While it can be easily said that we have pushed the envelope for content creation, we really haven’t crossed that bridge of content discovery yet.
According to you, what kind of message should be put out by brands considering the sensitive time?
Today there already is a problem of information overload. Especially in the digital world, when all this is happening, perceptions of consumers can go a long way in determining the applicability of that message.
Brands should avoid talking about their products and coronavirus together, or should know when to draw a line. While a hand sanitizer can surely be a preventive method against the virus, I don’t understand why brands are talking about the effectiveness of their own soaps to combat the virus, which is contrary to our previous information that all regular soaps are effective against the virus.
Steps like these should be avoided in sensitive times. While we understand that coronavirus has become a tangible differentiator, any soap or any mask will work if it is used in the right manner. This is where marketeers need to draw a line and avoid milking this corona bandwagon to re-position their brands.
How are consumer behaviors and consumption patterns changing in this state of lockdown?
Habits are surely changing, from day to day activities like reading a newspaper with our morning tea has now changed to consuming news online or via television. People listened to the radio while commuting to work, the peak hours for radio channels, have plummeted in this lockdown. This has forced radio channels to go digital to retain its audiences.
Outdoor mediums are taken over by the Government of India and the revenue has been impacted in that space as well.
However, television is still impacted and the consumption patterns of the population are changing, be it for short-term or long-term. There is definitely a heavy diversion of traffic towards digital mediums. From cult classics to YouTube films to regional hits, everything is being consumed digitally.
This is where adversity has evolved us and thrown an adaptable opportunity at us.
What is interesting to witness is that this lockdown has turned people into content creators on all digital platforms. People give more time to their hobbies and talents and this has given new content creators a platform of their own. We may also see some of them wanting to take it up professionally as well in the future.
As for other conventional marketeers they are re-evaluating their digital plans, social media strategies and companies are looking at how they can keep their businesses running, often termed as business continuity planning. Businesses are trying to plan ahead in case the lockdown remains stringent for longer than we expect and trying their best to make the most of it.
What according to you would be beneficial for the studio and production industry when it comes to the adage – ‘the show must go on’? What steps need to be taken?

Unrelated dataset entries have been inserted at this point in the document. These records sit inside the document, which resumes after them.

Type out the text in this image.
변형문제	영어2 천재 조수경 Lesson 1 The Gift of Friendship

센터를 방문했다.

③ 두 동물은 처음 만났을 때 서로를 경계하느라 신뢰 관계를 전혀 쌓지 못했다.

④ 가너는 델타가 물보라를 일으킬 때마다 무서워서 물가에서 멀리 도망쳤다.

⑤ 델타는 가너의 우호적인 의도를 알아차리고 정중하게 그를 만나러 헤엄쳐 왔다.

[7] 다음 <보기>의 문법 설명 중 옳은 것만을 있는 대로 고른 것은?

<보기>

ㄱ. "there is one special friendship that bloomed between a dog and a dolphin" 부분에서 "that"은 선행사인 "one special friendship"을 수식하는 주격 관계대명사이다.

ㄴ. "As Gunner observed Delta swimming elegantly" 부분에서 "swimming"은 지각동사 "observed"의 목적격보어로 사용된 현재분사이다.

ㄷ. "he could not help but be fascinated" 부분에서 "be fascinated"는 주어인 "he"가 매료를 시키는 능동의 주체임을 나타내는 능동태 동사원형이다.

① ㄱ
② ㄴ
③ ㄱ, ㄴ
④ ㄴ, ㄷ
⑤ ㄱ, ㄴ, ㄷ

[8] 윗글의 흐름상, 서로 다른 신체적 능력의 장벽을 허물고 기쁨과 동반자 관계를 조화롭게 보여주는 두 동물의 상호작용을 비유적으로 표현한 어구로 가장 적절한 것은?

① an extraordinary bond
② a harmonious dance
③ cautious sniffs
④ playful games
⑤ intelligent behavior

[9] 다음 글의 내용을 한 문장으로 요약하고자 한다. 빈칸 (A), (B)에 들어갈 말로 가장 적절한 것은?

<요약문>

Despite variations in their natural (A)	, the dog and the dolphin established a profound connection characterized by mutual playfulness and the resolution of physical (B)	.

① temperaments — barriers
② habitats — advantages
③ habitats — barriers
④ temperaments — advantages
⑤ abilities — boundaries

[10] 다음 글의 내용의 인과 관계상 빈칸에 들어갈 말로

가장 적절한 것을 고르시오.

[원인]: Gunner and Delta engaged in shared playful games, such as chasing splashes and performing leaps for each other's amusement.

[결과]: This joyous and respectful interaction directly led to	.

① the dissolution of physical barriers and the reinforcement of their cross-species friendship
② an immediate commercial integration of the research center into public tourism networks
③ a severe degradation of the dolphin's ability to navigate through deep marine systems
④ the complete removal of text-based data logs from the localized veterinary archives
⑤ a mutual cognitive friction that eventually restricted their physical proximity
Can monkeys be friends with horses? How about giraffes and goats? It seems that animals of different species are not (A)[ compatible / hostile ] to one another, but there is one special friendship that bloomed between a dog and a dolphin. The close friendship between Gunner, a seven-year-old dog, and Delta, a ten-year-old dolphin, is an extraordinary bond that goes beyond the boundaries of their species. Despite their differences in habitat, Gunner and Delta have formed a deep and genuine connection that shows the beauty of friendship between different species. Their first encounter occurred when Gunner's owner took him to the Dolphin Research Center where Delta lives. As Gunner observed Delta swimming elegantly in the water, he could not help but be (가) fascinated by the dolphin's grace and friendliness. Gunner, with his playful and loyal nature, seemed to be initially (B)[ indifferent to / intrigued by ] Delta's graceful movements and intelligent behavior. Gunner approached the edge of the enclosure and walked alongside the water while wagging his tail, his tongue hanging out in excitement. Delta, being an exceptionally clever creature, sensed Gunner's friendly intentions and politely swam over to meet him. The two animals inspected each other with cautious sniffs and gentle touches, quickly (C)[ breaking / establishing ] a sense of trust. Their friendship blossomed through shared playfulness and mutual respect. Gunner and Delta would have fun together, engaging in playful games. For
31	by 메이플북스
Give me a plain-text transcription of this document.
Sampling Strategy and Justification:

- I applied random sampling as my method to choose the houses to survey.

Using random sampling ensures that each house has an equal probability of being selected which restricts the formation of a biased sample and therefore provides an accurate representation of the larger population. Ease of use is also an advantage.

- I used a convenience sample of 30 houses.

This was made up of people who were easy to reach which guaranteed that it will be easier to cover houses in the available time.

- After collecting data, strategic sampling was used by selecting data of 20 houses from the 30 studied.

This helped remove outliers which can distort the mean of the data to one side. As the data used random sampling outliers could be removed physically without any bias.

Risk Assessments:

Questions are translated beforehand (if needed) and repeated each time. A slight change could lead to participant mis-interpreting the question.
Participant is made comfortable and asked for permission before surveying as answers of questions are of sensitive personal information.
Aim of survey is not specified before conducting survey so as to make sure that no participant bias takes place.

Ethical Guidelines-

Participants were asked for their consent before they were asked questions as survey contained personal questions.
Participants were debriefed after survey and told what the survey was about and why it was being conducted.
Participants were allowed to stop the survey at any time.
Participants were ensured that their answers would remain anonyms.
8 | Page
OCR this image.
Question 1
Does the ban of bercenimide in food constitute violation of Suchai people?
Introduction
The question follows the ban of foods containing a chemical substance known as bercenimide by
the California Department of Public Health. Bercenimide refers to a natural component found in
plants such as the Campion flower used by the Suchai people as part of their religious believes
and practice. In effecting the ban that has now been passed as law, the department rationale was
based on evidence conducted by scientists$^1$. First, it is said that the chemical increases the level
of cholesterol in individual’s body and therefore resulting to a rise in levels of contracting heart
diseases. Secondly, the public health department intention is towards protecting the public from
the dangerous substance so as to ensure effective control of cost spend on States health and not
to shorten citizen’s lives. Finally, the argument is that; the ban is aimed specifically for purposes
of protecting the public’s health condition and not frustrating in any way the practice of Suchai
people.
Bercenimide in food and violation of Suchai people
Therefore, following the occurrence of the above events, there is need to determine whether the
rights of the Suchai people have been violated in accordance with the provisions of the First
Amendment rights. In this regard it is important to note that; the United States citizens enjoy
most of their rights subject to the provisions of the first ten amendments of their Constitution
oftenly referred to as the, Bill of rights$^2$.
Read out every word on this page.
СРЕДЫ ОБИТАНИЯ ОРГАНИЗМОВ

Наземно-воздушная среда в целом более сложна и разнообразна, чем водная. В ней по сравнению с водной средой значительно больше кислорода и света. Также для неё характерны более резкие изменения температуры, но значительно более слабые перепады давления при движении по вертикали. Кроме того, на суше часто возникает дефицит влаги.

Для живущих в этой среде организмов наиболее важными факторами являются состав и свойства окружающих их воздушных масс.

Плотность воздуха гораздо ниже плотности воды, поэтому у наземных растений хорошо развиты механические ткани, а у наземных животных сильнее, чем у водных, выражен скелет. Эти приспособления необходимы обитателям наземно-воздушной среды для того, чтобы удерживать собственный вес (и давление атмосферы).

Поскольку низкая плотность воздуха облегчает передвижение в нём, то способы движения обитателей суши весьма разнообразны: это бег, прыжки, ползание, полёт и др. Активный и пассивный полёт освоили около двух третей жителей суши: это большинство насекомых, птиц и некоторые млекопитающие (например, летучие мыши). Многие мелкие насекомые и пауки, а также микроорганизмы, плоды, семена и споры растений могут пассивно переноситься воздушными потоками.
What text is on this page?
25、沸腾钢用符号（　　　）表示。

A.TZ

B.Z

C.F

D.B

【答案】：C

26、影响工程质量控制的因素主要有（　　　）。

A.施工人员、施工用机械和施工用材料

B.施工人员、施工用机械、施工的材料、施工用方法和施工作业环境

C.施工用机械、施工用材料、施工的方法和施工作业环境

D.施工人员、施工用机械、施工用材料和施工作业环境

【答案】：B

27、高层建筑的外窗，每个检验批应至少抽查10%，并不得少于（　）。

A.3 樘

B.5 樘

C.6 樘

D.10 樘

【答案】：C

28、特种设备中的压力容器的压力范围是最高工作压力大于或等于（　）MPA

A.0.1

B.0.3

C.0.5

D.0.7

Brands that have always aimed to increase loyalty amongst the consumers, they are in a deep dilemma now because many consumers have temporarily retired from using those brands and this is not something that can be easily restored to normalcy.
Our preferences, our taste, our thoughts, all have evolved & altered amidst the pandemic. So, while the show must go on, it has to go on in a careful and planned manner.
3 things that the COVID-19 situation taught you in terms of marketing, advertising, and production?
Well, the answer lies in the question itself. If you pick the syllables M, A, and P from the three words and shuffle them then you can arrive at the thought process of Planning, Attuning and Monitoring.
- Planning for the short-term as well as the long-term risks and formulating strategies on the basis of this assessment.
- Attuning all stakeholders to the current scenario and keeping them well aware of the dynamics of the situation so as to deliver them the value for the money that they are spending.
- Lastly, monitoring, the evolving nature of the situation & simultaneously making the changes in the strategies, plans, outcomes and making adjustments accordingly.